Well recently I needed to set CORS headers for my side project, at first I used Nginx to send additional headers for static files, but then I needed something more configurable.
And I decided to use NelmioCorsBundle, but to my surprise, I couldn't run it. This is something I hate about Symfony in general, and I guess that's why so many people choose Laravel over Symfony for its simplicity. But well I spent some time digging into configuration.
Actually, it was pretty simple to change, but again as I said, Symfony bundle configuration is evil ^_-  sometimes.

So I ran the command

composer req cors

Symfony configured everything for me with default values:

nelmio_cors:
    defaults:
        origin_regex: true
        allow_origin: ['*']
        allow_methods: ['GET', 'OPTIONS', 'POST', 'PUT', 'PATCH', 'DELETE']
        allow_headers: ['Content-Type', 'Authorization']
        expose_headers: ['Link']
        max_age: 3600
    paths:
        '^/': null

#    %env(CORS_ALLOW_ORIGIN)%

I added /api endpoint to test everything

        '^/api':
            allow_origin: ['myhost.com']
            allow_headers: ['*']
            allow_methods: ['GET', 'OPTIONS', 'POST', 'PUT', 'PATCH', 'DELETE']
            max_age: 3600

And I tried to run some endpoints from the allowed origin, but it did not work.
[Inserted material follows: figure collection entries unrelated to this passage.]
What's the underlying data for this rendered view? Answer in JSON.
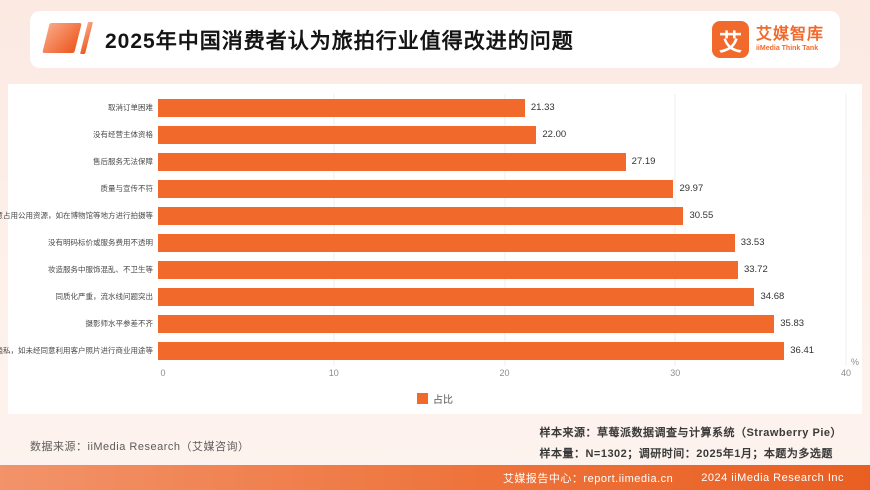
{
  "header": {
    "title": "2025年中国消费者认为旅拍行业值得改进的问题",
    "logo": {
      "glyph": "艾",
      "name": "艾媒智库",
      "subtitle": "iiMedia Think Tank"
    }
  },
  "chart_data": {
    "type": "bar",
    "orientation": "horizontal",
    "title": "2025年中国消费者认为旅拍行业值得改进的问题",
    "categories": [
      "取消订单困难",
      "没有经营主体资格",
      "售后服务无法保障",
      "质量与宣传不符",
      "随意占用公用资源，如在博物馆等地方进行拍摄等",
      "没有明码标价或服务费用不透明",
      "妆造服务中服饰混乱、不卫生等",
      "同质化严重，流水线问题突出",
      "摄影师水平参差不齐",
      "泄露客户隐私，如未经同意利用客户照片进行商业用途等"
    ],
    "values": [
      21.33,
      22.0,
      27.19,
      29.97,
      30.55,
      33.53,
      33.72,
      34.68,
      35.83,
      36.41
    ],
    "xlim": [
      0,
      40
    ],
    "xticks": [
      0,
      10,
      20,
      30,
      40
    ],
    "x_unit": "%",
    "legend": [
      "占比"
    ],
    "legend_position": "bottom",
    "grid": true
  },
  "notes": {
    "source_left": "数据来源：iiMedia Research（艾媒咨询）",
    "sample_source": "样本来源：草莓派数据调查与计算系统（Strawberry Pie）",
    "sample_info": "样本量：N=1302；调研时间：2025年1月；本题为多选题"
  },
  "footer": {
    "center": "艾媒报告中心：report.iimedia.cn",
    "right": "2024 iiMedia Research Inc"
  },
  "colors": {
    "accent": "#f2692c",
    "background": "#fbece7"
  }
}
Then I changed this line: allow_origin to ["*"] and it still does not work.

Well, what do you think? it was origin_regex: true(If you don't use regex of course). I removed it and everything went well, so remember kids to RTFM :).

If origin_regex is set, allow_origin must be a list of regular expressions matching allowed origins. Remember to use ^ and $ to clearly define the boundaries of the regex.